THE AFRICA BAZAAR
August 21, 2018
This will be my first time traveling to Africa and I am excited to educate myself on the issues facing children throughout the continent, while also learning about its rich culture and story.” – U.S. First Lady Melania Trump.
United States First Lady Melania Trump is planning an official solo trip to Africa this fall to highlight several of U.S.’s humanitarian work and development programs underway across the continent, according to a statement from her office on Monday.
During the trip, which is currently scheduled for October this year, the First lady will visit several African countries. The exact destinations and the travel dates are yet to be announced.
The First Lady said she is excited to visit Africa to learn about the rich culture and look forward to participating in various activities that will help educate her on issues that affect children on the continent.
“This will be my first time traveling to Africa and I am excited to educate myself on the issues facing children throughout the continent, while also learning about its rich culture and story. We are a global society and I believe it is through open dialogue and the exchanging of ideas that we have a real opportunity to learn from one another,” said First lady Melania Trump in a statement.
This will be her first visit to the continent, both officially and unofficially. The news of the trip was first reported by the Associated Press and the Washington Post.
Mrs Trump joins a roster of other former American first ladies, including Michelle Obama, Laura Bush and Hillary Clinton, who have taken official solo trips overseas to help spotlight as well as promote U.S. initiatives and activities in other countries.
Although the first lady’s official responsibilities are not formally defined, the office of the first lady is a part of the Executive Office of the President and thus is seen as an extension of the presidency.
Significantly, official trips abroad by a first lady is viewed as extension of the President’s diplomatic outreach to counterparts. Also, it serves as an opportunity for a first lady to play a major active role in her husband’s administration’s foreign affairs.
Mrs Trump’s three predecessors, Mrs. Obama, Mrs. Bush and Mrs. Clinton, all used their official overseas visits, respectively, as an opportunity to expand the domestic initiatives they have started, turning it into a foreign affairs that have much bigger positive impact on poeple around the world.
Mrs. Obama, for example, used her solo official trips abroad to highlight and promote education for girls through her “Let Girls Learn” initiative, an expansion on her domestic agenda that focused on children and healthy lifestyle. Mrs. Bush, whose domestic agenda focused on literacy, focused her foreign affairs agenda on improving the lives of children and mothers in developing countries, working through various U.S.’s initiatives such as the President’s Emergency Plan for AIDS Relief, United States Agency for International Development and the Millennium Challenge Corporation. Mrs. Clinton used her platform to promote women’s rights and human rights, urging governments, businesses, and communities around the world to act and provide opportunities for women to succeed in their respective societies.

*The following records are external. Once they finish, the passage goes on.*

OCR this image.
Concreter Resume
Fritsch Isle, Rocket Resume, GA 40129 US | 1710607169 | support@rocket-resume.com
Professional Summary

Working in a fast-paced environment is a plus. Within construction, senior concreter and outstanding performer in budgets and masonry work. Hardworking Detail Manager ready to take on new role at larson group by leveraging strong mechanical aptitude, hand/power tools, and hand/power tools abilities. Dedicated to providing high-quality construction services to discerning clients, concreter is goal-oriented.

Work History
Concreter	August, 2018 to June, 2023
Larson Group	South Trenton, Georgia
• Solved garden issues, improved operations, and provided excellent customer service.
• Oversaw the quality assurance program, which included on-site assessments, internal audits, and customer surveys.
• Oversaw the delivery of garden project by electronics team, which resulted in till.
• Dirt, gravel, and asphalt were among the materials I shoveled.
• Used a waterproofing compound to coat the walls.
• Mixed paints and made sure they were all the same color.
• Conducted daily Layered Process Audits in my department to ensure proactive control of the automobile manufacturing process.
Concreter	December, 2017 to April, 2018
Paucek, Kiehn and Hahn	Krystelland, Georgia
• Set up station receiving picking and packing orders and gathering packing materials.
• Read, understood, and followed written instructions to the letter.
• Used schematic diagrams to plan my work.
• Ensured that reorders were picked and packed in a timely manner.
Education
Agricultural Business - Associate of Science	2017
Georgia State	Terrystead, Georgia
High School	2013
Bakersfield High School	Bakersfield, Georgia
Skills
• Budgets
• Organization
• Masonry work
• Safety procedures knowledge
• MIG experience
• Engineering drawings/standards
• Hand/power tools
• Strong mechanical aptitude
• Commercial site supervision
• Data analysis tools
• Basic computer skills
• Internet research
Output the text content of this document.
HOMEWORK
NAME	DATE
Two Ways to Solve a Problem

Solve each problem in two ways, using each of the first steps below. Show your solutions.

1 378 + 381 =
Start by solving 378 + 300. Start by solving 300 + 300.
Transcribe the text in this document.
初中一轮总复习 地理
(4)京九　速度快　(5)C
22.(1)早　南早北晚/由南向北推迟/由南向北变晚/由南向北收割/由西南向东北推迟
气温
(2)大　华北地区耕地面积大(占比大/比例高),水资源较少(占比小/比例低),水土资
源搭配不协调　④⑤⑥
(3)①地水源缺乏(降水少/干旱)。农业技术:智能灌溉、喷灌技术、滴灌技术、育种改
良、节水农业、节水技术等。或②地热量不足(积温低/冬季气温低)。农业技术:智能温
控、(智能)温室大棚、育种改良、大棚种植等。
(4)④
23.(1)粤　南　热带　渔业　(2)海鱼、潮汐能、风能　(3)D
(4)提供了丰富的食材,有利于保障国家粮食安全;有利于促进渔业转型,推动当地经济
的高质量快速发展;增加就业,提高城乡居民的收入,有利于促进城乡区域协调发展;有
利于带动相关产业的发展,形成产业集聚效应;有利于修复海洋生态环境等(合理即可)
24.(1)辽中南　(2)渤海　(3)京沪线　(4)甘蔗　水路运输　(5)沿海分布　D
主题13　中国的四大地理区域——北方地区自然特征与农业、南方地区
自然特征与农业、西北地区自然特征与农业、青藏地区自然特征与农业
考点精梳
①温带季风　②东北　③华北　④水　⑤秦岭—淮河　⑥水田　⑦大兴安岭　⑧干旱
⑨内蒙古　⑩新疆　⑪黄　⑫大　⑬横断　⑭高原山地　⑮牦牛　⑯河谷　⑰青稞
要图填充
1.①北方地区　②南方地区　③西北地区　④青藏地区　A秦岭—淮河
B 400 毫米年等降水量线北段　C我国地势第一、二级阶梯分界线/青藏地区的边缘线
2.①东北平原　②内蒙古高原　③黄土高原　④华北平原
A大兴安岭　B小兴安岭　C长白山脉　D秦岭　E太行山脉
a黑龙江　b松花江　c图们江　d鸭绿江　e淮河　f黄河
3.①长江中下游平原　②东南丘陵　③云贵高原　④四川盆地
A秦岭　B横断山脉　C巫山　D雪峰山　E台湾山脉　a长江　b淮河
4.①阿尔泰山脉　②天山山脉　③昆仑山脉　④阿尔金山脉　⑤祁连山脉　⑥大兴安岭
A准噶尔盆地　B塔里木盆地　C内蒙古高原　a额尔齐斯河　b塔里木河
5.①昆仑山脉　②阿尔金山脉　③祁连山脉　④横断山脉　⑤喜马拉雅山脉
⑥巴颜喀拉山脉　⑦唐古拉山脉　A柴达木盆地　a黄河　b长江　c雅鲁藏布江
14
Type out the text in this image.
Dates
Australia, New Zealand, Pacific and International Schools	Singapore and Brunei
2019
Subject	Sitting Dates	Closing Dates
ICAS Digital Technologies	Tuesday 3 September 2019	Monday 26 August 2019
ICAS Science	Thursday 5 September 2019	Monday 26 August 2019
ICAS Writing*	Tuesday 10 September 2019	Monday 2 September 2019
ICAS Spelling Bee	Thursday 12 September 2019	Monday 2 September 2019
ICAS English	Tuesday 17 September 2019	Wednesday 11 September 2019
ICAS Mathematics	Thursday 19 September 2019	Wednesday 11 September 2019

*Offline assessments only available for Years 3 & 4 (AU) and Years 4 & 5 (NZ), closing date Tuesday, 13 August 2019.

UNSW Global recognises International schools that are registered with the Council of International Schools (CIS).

Mrs. Trump in May unveiled her first domestic initiative, “Be Best,” a children’s program to combat cyberbullying. Although the detail of Mrs. Trump’s foreign policy agenda is not explicit, on this trip she planning to focus on children’s health and education, according to her spokeswoman.
Mrs. Trump’s trip to Africa comes at a significant time as the Trump administration tries to deepen its economic and trade engagements with African countries as well as find ways to one up on China, its biggest trade competitor on the continent.
Africa is a big part of the Trump administration agenda for a wide range of reasons, among them security, trade and economic issues. Given the improved governance, expeditious economic growth and turnaround across several African countries, both political and trade analysts said it make the continent the ideal place to do business.
Noteworthy, said analysts, is the current trade war going on between the U.S. and China. America do not want to be marginalized out of the African markets by China or any of its trade competitors.
In recent months, Cabinet officials and senior government officials from the Trump administration, including Secretary of Commerce Wilbur Ross, Secretary of Energy Rick Perry, the Millennium Challenge Corporation, Overseas Private Investment Corp and former Secretary of State Tillerson, have made several diplomatic and trade visits to African countries.
President Donald Trump, after allegedingly making negative comments earlier this year against African countries and the African diaspora, has continued to made efforts to remedy that by inviting African Heads of State from the sub-Sahara Africa region to the White House.
In April, President Trump met with Nigeria’s President Buhari at the White House. President Uhuru Kenyatta of Kenya is expected to visit and meet with the President at the White House later this month.
Last month, Vice President Mike Pence met with the Prime Minister of Ethiopia Abiy Ahmed at the White House.
Secretary of State Mike Pompeo has also met with several of his African counterparts at the state department.
Analysts are viewing Mrs. Trump’s trip to Africa as an excellent public relations move on the part of the administration to further smooth things over as well as generates positive headlines that will ultimately put the administration in better spotlights with African nations.